Despite Canadian law enforcement claims about the dangers posed by the men, it has since become apparent that officials there over-hyped the case. The Canadian men had no clear plans to do anything except exercise their free speech rights prior to meeting with undercover agents. Canadian agents were the ones who provoked them into a conspiracy and sold them bomb-making materials. According to some Canadian media reports, even these goals were unclear as many of the suspects didn't even agree on the use of violence.

In both cases, the respective right-wing governments are using hysteria generated by the arrests, regardless of the facts of the cases, to try to provoke hysteria in the populace and a racial backlash against some minority sections of the country.

In the US, media personalities who simply read administration talking points and pro-Bush administration pundits even began talking last week about the need to closely watch other African American political groups that disapprove of Bush administration policies, but that have no ties to international terrorist groups.

Since 9/11, the administration has targeted a number of racial, ethnic, and religious groups. Initially, they rounded up people they believed were Muslims or Arab Americans. It quickly spread to people of African and Asian descent who appeared to be connected to that region of the world. Since fears of terrorism have faded, the Republicans are promoting new dangers to America and have targeted immigrants from Mexico and other Latin American countries. Many called for mass roundups, and the administration has complied. Now we see the administration’s racially-motivated net casting an ever wider circle

The administration’s despicable actions are dangerous threat to civil liberties. The upshot is that our basic law appears to protect no one who is simply working and living in this country. Even more dangerous, the right to dissent and disagree with the government – to the point of organizing like-minded people in the community to oppose the government's policies – is being dismantled piece by piece. Chipping away at rights, the hallmark of the Bush administration's anti-democratic methods, isn't effective anti-terrorism. It is simply un-Constitutional bullying.

Further, FBI entrapment cases such as the Miami 'conspiracy' reveal an interesting contradiction in Bush policing tactics. To trap 'conspirators,' do you need to eavesdrop on millions of telephone calls without warrants? Do you need to get large telecommunication companies like AT&T to turn private customer information over to the government without grounds, probable cause, warrants, or the permission of the customers? Do you need large banking companies to turn over their customers' private information to the government without warrants or probable cause and without informing the customers? Do you even need a PATRIOT Act to put an undercover agent in a suspected group and convince them they need to buy weapons and carry out attacks?

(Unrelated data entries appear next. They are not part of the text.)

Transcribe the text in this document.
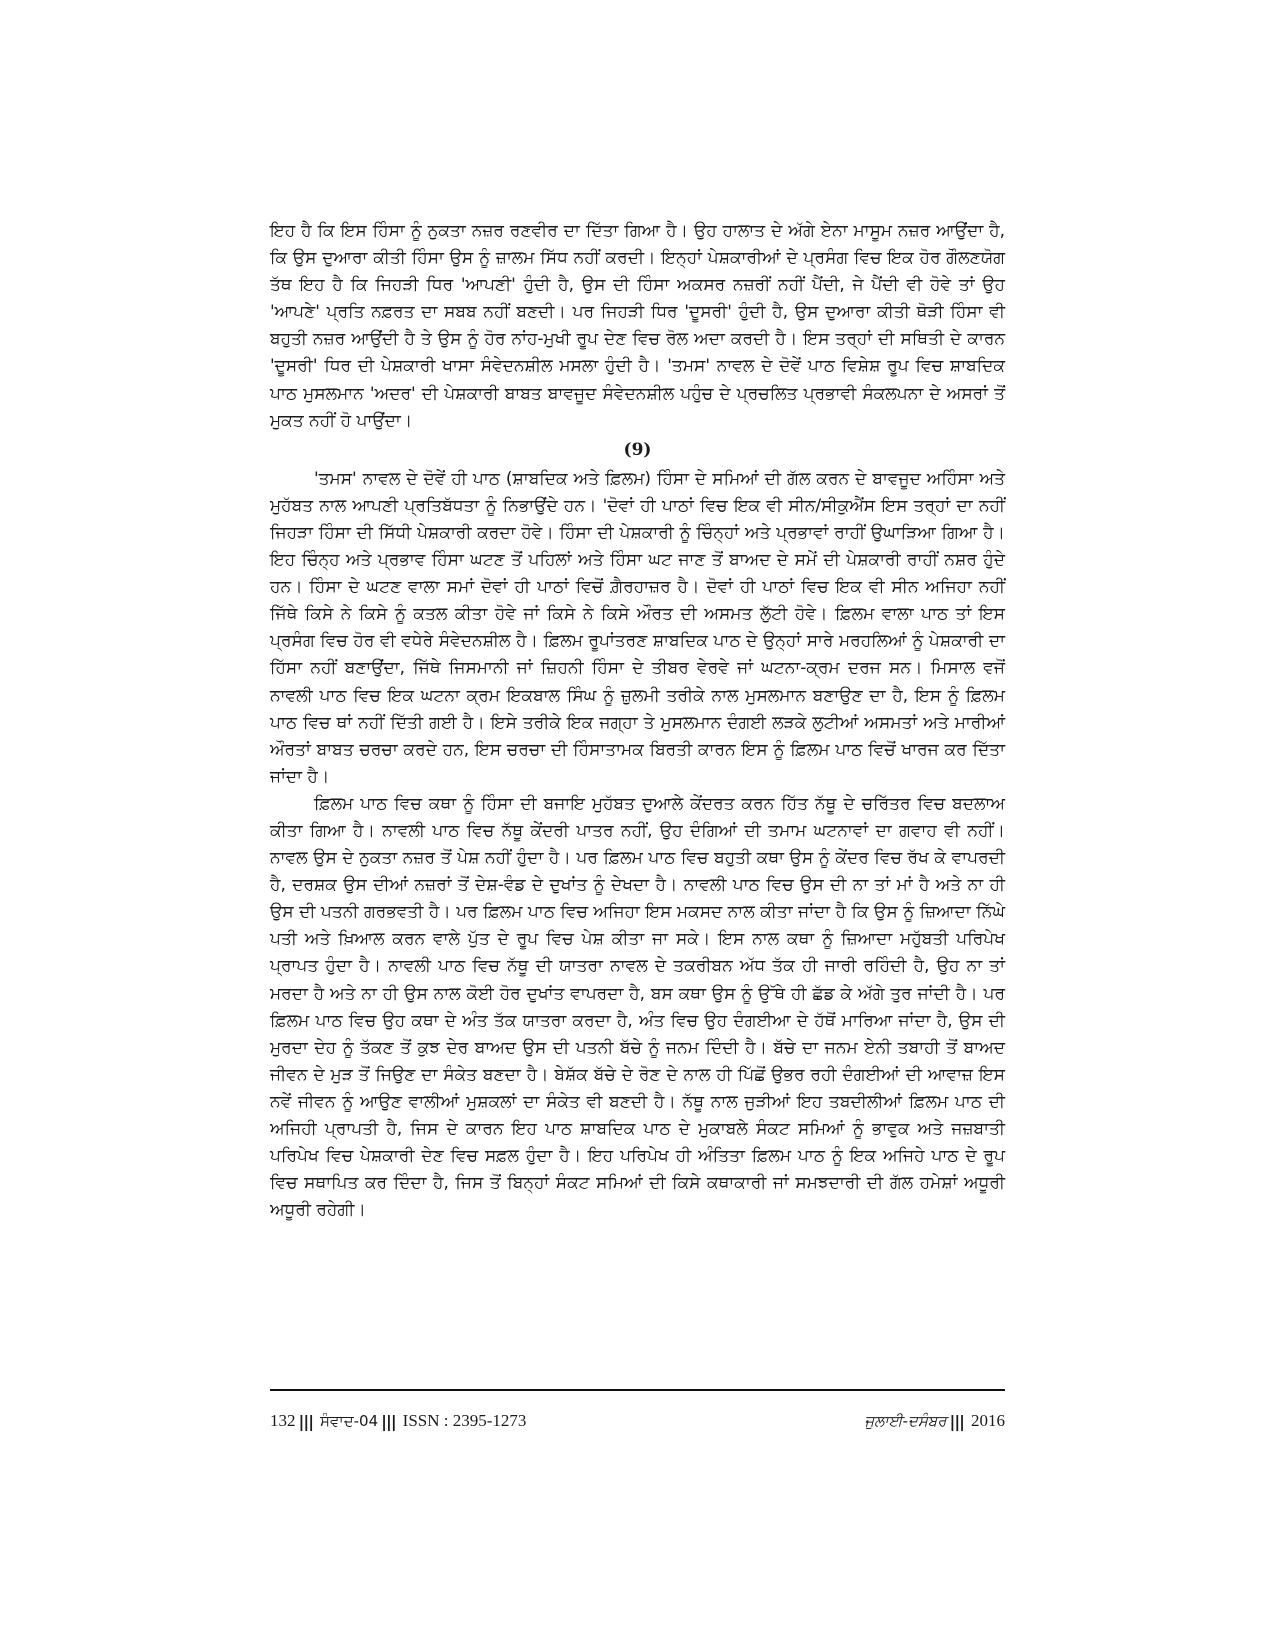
ਇਹ ਹੈ ਕਿ ਇਸ ਹਿੰਸਾ ਨੂੰ ਨੁਕਤਾ ਨਜ਼ਰ ਰਣਵੀਰ ਦਾ ਦਿੱਤਾ ਗਿਆ ਹੈ। ਉਹ ਹਾਲਾਤ ਦੇ ਅੱਗੇ ਏਨਾ ਮਾਸੂਮ ਨਜ਼ਰ ਆਉਂਦਾ ਹੈ, ਕਿ ਉਸ ਦੁਆਰਾ ਕੀਤੀ ਹਿੰਸਾ ਉਸ ਨੂੰ ਜ਼ਾਲਮ ਸਿੱਧ ਨਹੀਂ ਕਰਦੀ। ਇਨ੍ਹਾਂ ਪੇਸ਼ਕਾਰੀਆਂ ਦੇ ਪ੍ਰਸੰਗ ਵਿਚ ਇਕ ਹੋਰ ਗੌਲਣਯੋਗ ਤੱਥ ਇਹ ਹੈ ਕਿ ਜਿਹੜੀ ਧਿਰ 'ਆਪਣੀ' ਹੁੰਦੀ ਹੈ, ਉਸ ਦੀ ਹਿੰਸਾ ਅਕਸਰ ਨਜ਼ਰੀਂ ਨਹੀਂ ਪੈਂਦੀ, ਜੇ ਪੈਂਦੀ ਵੀ ਹੋਵੇ ਤਾਂ ਉਹ 'ਆਪਣੇ' ਪ੍ਰਤਿ ਨਫ਼ਰਤ ਦਾ ਸਬਬ ਨਹੀਂ ਬਣਦੀ। ਪਰ ਜਿਹੜੀ ਧਿਰ 'ਦੂਸਰੀ' ਹੁੰਦੀ ਹੈ, ਉਸ ਦੁਆਰਾ ਕੀਤੀ ਥੋੜੀ ਹਿੰਸਾ ਵੀ ਬਹੁਤੀ ਨਜ਼ਰ ਆਉਂਦੀ ਹੈ ਤੇ ਉਸ ਨੂੰ ਹੋਰ ਨਾਂਹ-ਮੁਖੀ ਰੂਪ ਦੇਣ ਵਿਚ ਰੋਲ ਅਦਾ ਕਰਦੀ ਹੈ। ਇਸ ਤਰ੍ਹਾਂ ਦੀ ਸਥਿਤੀ ਦੇ ਕਾਰਨ 'ਦੂਸਰੀ' ਧਿਰ ਦੀ ਪੇਸ਼ਕਾਰੀ ਖਾਸਾ ਸੰਵੇਦਨਸ਼ੀਲ ਮਸਲਾ ਹੁੰਦੀ ਹੈ। 'ਤਮਸ' ਨਾਵਲ ਦੇ ਦੋਵੇਂ ਪਾਠ ਵਿਸ਼ੇਸ਼ ਰੂਪ ਵਿਚ ਸ਼ਾਬਦਿਕ ਪਾਠ ਮੁਸਲਮਾਨ 'ਅਦਰ' ਦੀ ਪੇਸ਼ਕਾਰੀ ਬਾਬਤ ਬਾਵਜੂਦ ਸੰਵੇਦਨਸ਼ੀਲ ਪਹੁੰਚ ਦੇ ਪ੍ਰਚਲਿਤ ਪ੍ਰਭਾਵੀ ਸੰਕਲਪਨਾ ਦੇ ਅਸਰਾਂ ਤੋਂ ਮੁਕਤ ਨਹੀਂ ਹੋ ਪਾਉਂਦਾ।

(9)

'ਤਮਸ' ਨਾਵਲ ਦੇ ਦੋਵੇਂ ਹੀ ਪਾਠ (ਸ਼ਾਬਦਿਕ ਅਤੇ ਫ਼ਿਲਮ) ਹਿੰਸਾ ਦੇ ਸਮਿਆਂ ਦੀ ਗੱਲ ਕਰਨ ਦੇ ਬਾਵਜੂਦ ਅਹਿੰਸਾ ਅਤੇ ਮੁਹੱਬਤ ਨਾਲ ਆਪਣੀ ਪ੍ਰਤਿਬੱਧਤਾ ਨੂੰ ਨਿਭਾਉਂਦੇ ਹਨ। 'ਦੋਵਾਂ ਹੀ ਪਾਠਾਂ ਵਿਚ ਇਕ ਵੀ ਸੀਨ/ਸੀਕੁਐਂਸ ਇਸ ਤਰ੍ਹਾਂ ਦਾ ਨਹੀਂ ਜਿਹੜਾ ਹਿੰਸਾ ਦੀ ਸਿੱਧੀ ਪੇਸ਼ਕਾਰੀ ਕਰਦਾ ਹੋਵੇ। ਹਿੰਸਾ ਦੀ ਪੇਸ਼ਕਾਰੀ ਨੂੰ ਚਿੰਨ੍ਹਾਂ ਅਤੇ ਪ੍ਰਭਾਵਾਂ ਰਾਹੀਂ ਉਘਾੜਿਆ ਗਿਆ ਹੈ। ਇਹ ਚਿੰਨ੍ਹ ਅਤੇ ਪ੍ਰਭਾਵ ਹਿੰਸਾ ਘਟਣ ਤੋਂ ਪਹਿਲਾਂ ਅਤੇ ਹਿੰਸਾ ਘਟ ਜਾਣ ਤੋਂ ਬਾਅਦ ਦੇ ਸਮੇਂ ਦੀ ਪੇਸ਼ਕਾਰੀ ਰਾਹੀਂ ਨਸ਼ਰ ਹੁੰਦੇ ਹਨ। ਹਿੰਸਾ ਦੇ ਘਟਣ ਵਾਲਾ ਸਮਾਂ ਦੋਵਾਂ ਹੀ ਪਾਠਾਂ ਵਿਚੋਂ ਗ਼ੈਰਹਾਜ਼ਰ ਹੈ। ਦੋਵਾਂ ਹੀ ਪਾਠਾਂ ਵਿਚ ਇਕ ਵੀ ਸੀਨ ਅਜਿਹਾ ਨਹੀਂ ਜਿੱਥੇ ਕਿਸੇ ਨੇ ਕਿਸੇ ਨੂੰ ਕਤਲ ਕੀਤਾ ਹੋਵੇ ਜਾਂ ਕਿਸੇ ਨੇ ਕਿਸੇ ਔਰਤ ਦੀ ਅਸਮਤ ਲੁੱਟੀ ਹੋਵੇ। ਫ਼ਿਲਮ ਵਾਲਾ ਪਾਠ ਤਾਂ ਇਸ ਪ੍ਰਸੰਗ ਵਿਚ ਹੋਰ ਵੀ ਵਧੇਰੇ ਸੰਵੇਦਨਸ਼ੀਲ ਹੈ। ਫ਼ਿਲਮ ਰੂਪਾਂਤਰਣ ਸ਼ਾਬਦਿਕ ਪਾਠ ਦੇ ਉਨ੍ਹਾਂ ਸਾਰੇ ਮਰਹਲਿਆਂ ਨੂੰ ਪੇਸ਼ਕਾਰੀ ਦਾ ਹਿੱਸਾ ਨਹੀਂ ਬਣਾਉਂਦਾ, ਜਿੱਥੇ ਜਿਸਮਾਨੀ ਜਾਂ ਜ਼ਿਹਨੀ ਹਿੰਸਾ ਦੇ ਤੀਬਰ ਵੇਰਵੇ ਜਾਂ ਘਟਨਾ-ਕ੍ਰਮ ਦਰਜ ਸਨ। ਮਿਸਾਲ ਵਜੋਂ ਨਾਵਲੀ ਪਾਠ ਵਿਚ ਇਕ ਘਟਨਾ ਕ੍ਰਮ ਇਕਬਾਲ ਸਿੰਘ ਨੂੰ ਜ਼ੁਲਮੀ ਤਰੀਕੇ ਨਾਲ ਮੁਸਲਮਾਨ ਬਣਾਉਣ ਦਾ ਹੈ, ਇਸ ਨੂੰ ਫ਼ਿਲਮ ਪਾਠ ਵਿਚ ਥਾਂ ਨਹੀਂ ਦਿੱਤੀ ਗਈ ਹੈ। ਇਸੇ ਤਰੀਕੇ ਇਕ ਜਗ੍ਹਾ ਤੇ ਮੁਸਲਮਾਨ ਦੰਗਈ ਲੜਕੇ ਲੁਟੀਆਂ ਅਸਮਤਾਂ ਅਤੇ ਮਾਰੀਆਂ ਔਰਤਾਂ ਬਾਬਤ ਚਰਚਾ ਕਰਦੇ ਹਨ, ਇਸ ਚਰਚਾ ਦੀ ਹਿੰਸਾਤਾਮਕ ਬਿਰਤੀ ਕਾਰਨ ਇਸ ਨੂੰ ਫ਼ਿਲਮ ਪਾਠ ਵਿਚੋਂ ਖਾਰਜ ਕਰ ਦਿੱਤਾ ਜਾਂਦਾ ਹੈ।

ਫ਼ਿਲਮ ਪਾਠ ਵਿਚ ਕਥਾ ਨੂੰ ਹਿੰਸਾ ਦੀ ਬਜਾਇ ਮੁਹੱਬਤ ਦੁਆਲੇ ਕੇਂਦਰਤ ਕਰਨ ਹਿੱਤ ਨੱਥੂ ਦੇ ਚਰਿੱਤਰ ਵਿਚ ਬਦਲਾਅ ਕੀਤਾ ਗਿਆ ਹੈ। ਨਾਵਲੀ ਪਾਠ ਵਿਚ ਨੱਥੂ ਕੇਂਦਰੀ ਪਾਤਰ ਨਹੀਂ, ਉਹ ਦੰਗਿਆਂ ਦੀ ਤਮਾਮ ਘਟਨਾਵਾਂ ਦਾ ਗਵਾਹ ਵੀ ਨਹੀਂ। ਨਾਵਲ ਉਸ ਦੇ ਨੁਕਤਾ ਨਜ਼ਰ ਤੋਂ ਪੇਸ਼ ਨਹੀਂ ਹੁੰਦਾ ਹੈ। ਪਰ ਫ਼ਿਲਮ ਪਾਠ ਵਿਚ ਬਹੁਤੀ ਕਥਾ ਉਸ ਨੂੰ ਕੇਂਦਰ ਵਿਚ ਰੱਖ ਕੇ ਵਾਪਰਦੀ ਹੈ, ਦਰਸ਼ਕ ਉਸ ਦੀਆਂ ਨਜ਼ਰਾਂ ਤੋਂ ਦੇਸ਼-ਵੰਡ ਦੇ ਦੁਖਾਂਤ ਨੂੰ ਦੇਖਦਾ ਹੈ। ਨਾਵਲੀ ਪਾਠ ਵਿਚ ਉਸ ਦੀ ਨਾ ਤਾਂ ਮਾਂ ਹੈ ਅਤੇ ਨਾ ਹੀ ਉਸ ਦੀ ਪਤਨੀ ਗਰਭਵਤੀ ਹੈ। ਪਰ ਫ਼ਿਲਮ ਪਾਠ ਵਿਚ ਅਜਿਹਾ ਇਸ ਮਕਸਦ ਨਾਲ ਕੀਤਾ ਜਾਂਦਾ ਹੈ ਕਿ ਉਸ ਨੂੰ ਜ਼ਿਆਦਾ ਨਿੱਘੇ ਪਤੀ ਅਤੇ ਖ਼ਿਆਲ ਕਰਨ ਵਾਲੇ ਪੁੱਤ ਦੇ ਰੂਪ ਵਿਚ ਪੇਸ਼ ਕੀਤਾ ਜਾ ਸਕੇ। ਇਸ ਨਾਲ ਕਥਾ ਨੂੰ ਜ਼ਿਆਦਾ ਮਹੁੱਬਤੀ ਪਰਿਪੇਖ ਪ੍ਰਾਪਤ ਹੁੰਦਾ ਹੈ। ਨਾਵਲੀ ਪਾਠ ਵਿਚ ਨੱਥੂ ਦੀ ਯਾਤਰਾ ਨਾਵਲ ਦੇ ਤਕਰੀਬਨ ਅੱਧ ਤੱਕ ਹੀ ਜਾਰੀ ਰਹਿੰਦੀ ਹੈ, ਉਹ ਨਾ ਤਾਂ ਮਰਦਾ ਹੈ ਅਤੇ ਨਾ ਹੀ ਉਸ ਨਾਲ ਕੋਈ ਹੋਰ ਦੁਖਾਂਤ ਵਾਪਰਦਾ ਹੈ, ਬਸ ਕਥਾ ਉਸ ਨੂੰ ਉੱਥੇ ਹੀ ਛੱਡ ਕੇ ਅੱਗੇ ਤੁਰ ਜਾਂਦੀ ਹੈ। ਪਰ ਫ਼ਿਲਮ ਪਾਠ ਵਿਚ ਉਹ ਕਥਾ ਦੇ ਅੰਤ ਤੱਕ ਯਾਤਰਾ ਕਰਦਾ ਹੈ, ਅੰਤ ਵਿਚ ਉਹ ਦੰਗਈਆ ਦੇ ਹੱਥੋਂ ਮਾਰਿਆ ਜਾਂਦਾ ਹੈ, ਉਸ ਦੀ ਮੁਰਦਾ ਦੇਹ ਨੂੰ ਤੱਕਣ ਤੋਂ ਕੁਝ ਦੇਰ ਬਾਅਦ ਉਸ ਦੀ ਪਤਨੀ ਬੱਚੇ ਨੂੰ ਜਨਮ ਦਿੰਦੀ ਹੈ। ਬੱਚੇ ਦਾ ਜਨਮ ਏਨੀ ਤਬਾਹੀ ਤੋਂ ਬਾਅਦ ਜੀਵਨ ਦੇ ਮੁੜ ਤੋਂ ਜਿਉਣ ਦਾ ਸੰਕੇਤ ਬਣਦਾ ਹੈ। ਬੇਸ਼ੱਕ ਬੱਚੇ ਦੇ ਰੋਣ ਦੇ ਨਾਲ ਹੀ ਪਿੱਛੋਂ ਉਭਰ ਰਹੀ ਦੰਗਈਆਂ ਦੀ ਆਵਾਜ਼ ਇਸ ਨਵੇਂ ਜੀਵਨ ਨੂੰ ਆਉਣ ਵਾਲੀਆਂ ਮੁਸ਼ਕਲਾਂ ਦਾ ਸੰਕੇਤ ਵੀ ਬਣਦੀ ਹੈ। ਨੱਥੂ ਨਾਲ ਜੁੜੀਆਂ ਇਹ ਤਬਦੀਲੀਆਂ ਫ਼ਿਲਮ ਪਾਠ ਦੀ ਅਜਿਹੀ ਪ੍ਰਾਪਤੀ ਹੈ, ਜਿਸ ਦੇ ਕਾਰਨ ਇਹ ਪਾਠ ਸ਼ਾਬਦਿਕ ਪਾਠ ਦੇ ਮੁਕਾਬਲੇ ਸੰਕਟ ਸਮਿਆਂ ਨੂੰ ਭਾਵੁਕ ਅਤੇ ਜਜ਼ਬਾਤੀ ਪਰਿਪੇਖ ਵਿਚ ਪੇਸ਼ਕਾਰੀ ਦੇਣ ਵਿਚ ਸਫ਼ਲ ਹੁੰਦਾ ਹੈ। ਇਹ ਪਰਿਪੇਖ ਹੀ ਅੰਤਿਤਾ ਫ਼ਿਲਮ ਪਾਠ ਨੂੰ ਇਕ ਅਜਿਹੇ ਪਾਠ ਦੇ ਰੂਪ ਵਿਚ ਸਥਾਪਿਤ ਕਰ ਦਿੰਦਾ ਹੈ, ਜਿਸ ਤੋਂ ਬਿਨ੍ਹਾਂ ਸੰਕਟ ਸਮਿਆਂ ਦੀ ਕਿਸੇ ਕਥਾਕਾਰੀ ਜਾਂ ਸਮਝਦਾਰੀ ਦੀ ਗੱਲ ਹਮੇਸ਼ਾਂ ਅਧੂਰੀ ਅਧੂਰੀ ਰਹੇਗੀ।

132 ||| ਸੰਵਾਦ-04 ||| ISSN : 2395-1273	ਜੁਲਾਈ-ਦਸੰਬਰ ||| 2016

The facts are these: This administration has bungled terrorist investigations. It has bungled its so-called war on terrorism. It has shot so many holes in the US Constitution along the way that the only section that appears to remain intact is the one that created an executive branch and gave it command of the military. And the Republican Party in Congress has been the main conspirator in this attack on the American people and the Constitution by abdicating its is legal obligation to check the power of the presidency and to protect the Constitution.

We have the power to stop this violation of the basic laws of our country this November 7th by replacing the party in power in Congress. Let's use that power, or it soon too may be gone.